Bill Cosby's lawyers have asked the state Supreme Court for another chance to have his criminal sexual-assault case thrown out.
The defense argued that the current district attorney cannot go back on the word of a predecessor who has said he promised Cosby wouldn't be charged in the case. The defense said Cosby relied on that pledge when he testified in a related lawsuit about his contact with the accuser and other women who have accused him of drugging and molesting them.
"When a district attorney acts for the Commonwealth and assures a criminal defendant that he will never be prosecuted for a particular event, that promise must be enforced," the lawyers wrote in a brief posted Friday on the court's website. "And it certainly must be enforced where, as here, the defendant detrimentally relies on that assurance in waiving constitutional rights, including his right against self-incrimination."
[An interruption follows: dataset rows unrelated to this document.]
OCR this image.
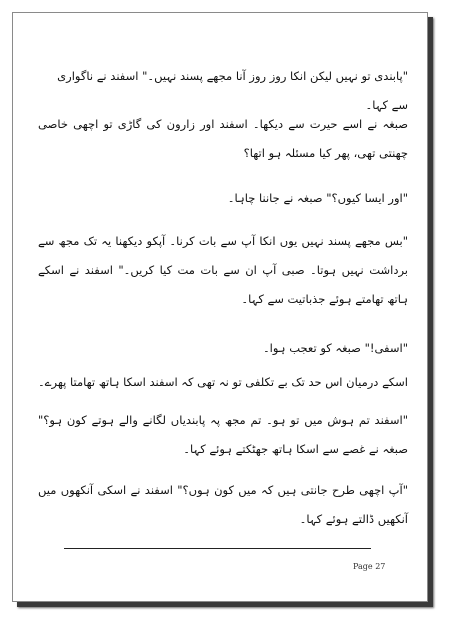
"پابندی تو نہیں لیکن انکا روز روز آنا مجھے پسند نہیں۔" اسفند نے ناگواری سے کہا۔
صبغہ نے اسے حیرت سے دیکھا۔ اسفند اور زارون کی گاڑی تو اچھی خاصی چھنتی تھی، پھر کیا مسئلہ ہو اتھا؟
"اور ایسا کیوں؟" صبغہ نے جاننا چاہا۔
"بس مجھے پسند نہیں یوں انکا آپ سے بات کرنا۔ آپکو دیکھنا یہ تک مجھ سے برداشت نہیں ہوتا۔ صبی آپ ان سے بات مت کیا کریں۔" اسفند نے اسکے ہاتھ تھامتے ہوئے جذباتیت سے کہا۔
"اسفی!" صبغہ کو تعجب ہوا۔
اسکے درمیان اس حد تک بے تکلفی تو نہ تھی کہ اسفند اسکا ہاتھ تھامتا پھرے۔
"اسفند تم ہوش میں تو ہو۔ تم مجھ پہ پابندیاں لگانے والے ہوتے کون ہو؟" صبغہ نے غصے سے اسکا ہاتھ جھٹکتے ہوئے کہا۔
"آپ اچھی طرح جانتی ہیں کہ میں کون ہوں؟" اسفند نے اسکی آنکھوں میں آنکھیں ڈالتے ہوئے کہا۔
Page 27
Cosby, 78, was arrested last year after his deposition in the decade-old case became public and Montgomery County prosecutors reopened the case. He is charged with felony sexual assault over his 2004 encounter with a former Temple University employee.
He has been free on $1 million bail since his arrest in December.
He has a May 24 preliminary hearing scheduled unless the Supreme Court grants his appeal. A county judge and the state's Superior Court have previously rejected the defense arguments.
Cosby has not entered a plea in the case but said in the deposition that the encounter was consensual. Lawyers for the accuser say she was drugged and could not give consent.
Cosby, who played Dr. Cliff Huxtable on "The Cosby Show" from 1984 to 1992, has repeatedly denied dozens of allegations of sexual assault or misconduct — some of which date back to the 1960s — from dozens of women across the country. He has counter-sued some of his accusers for defamation.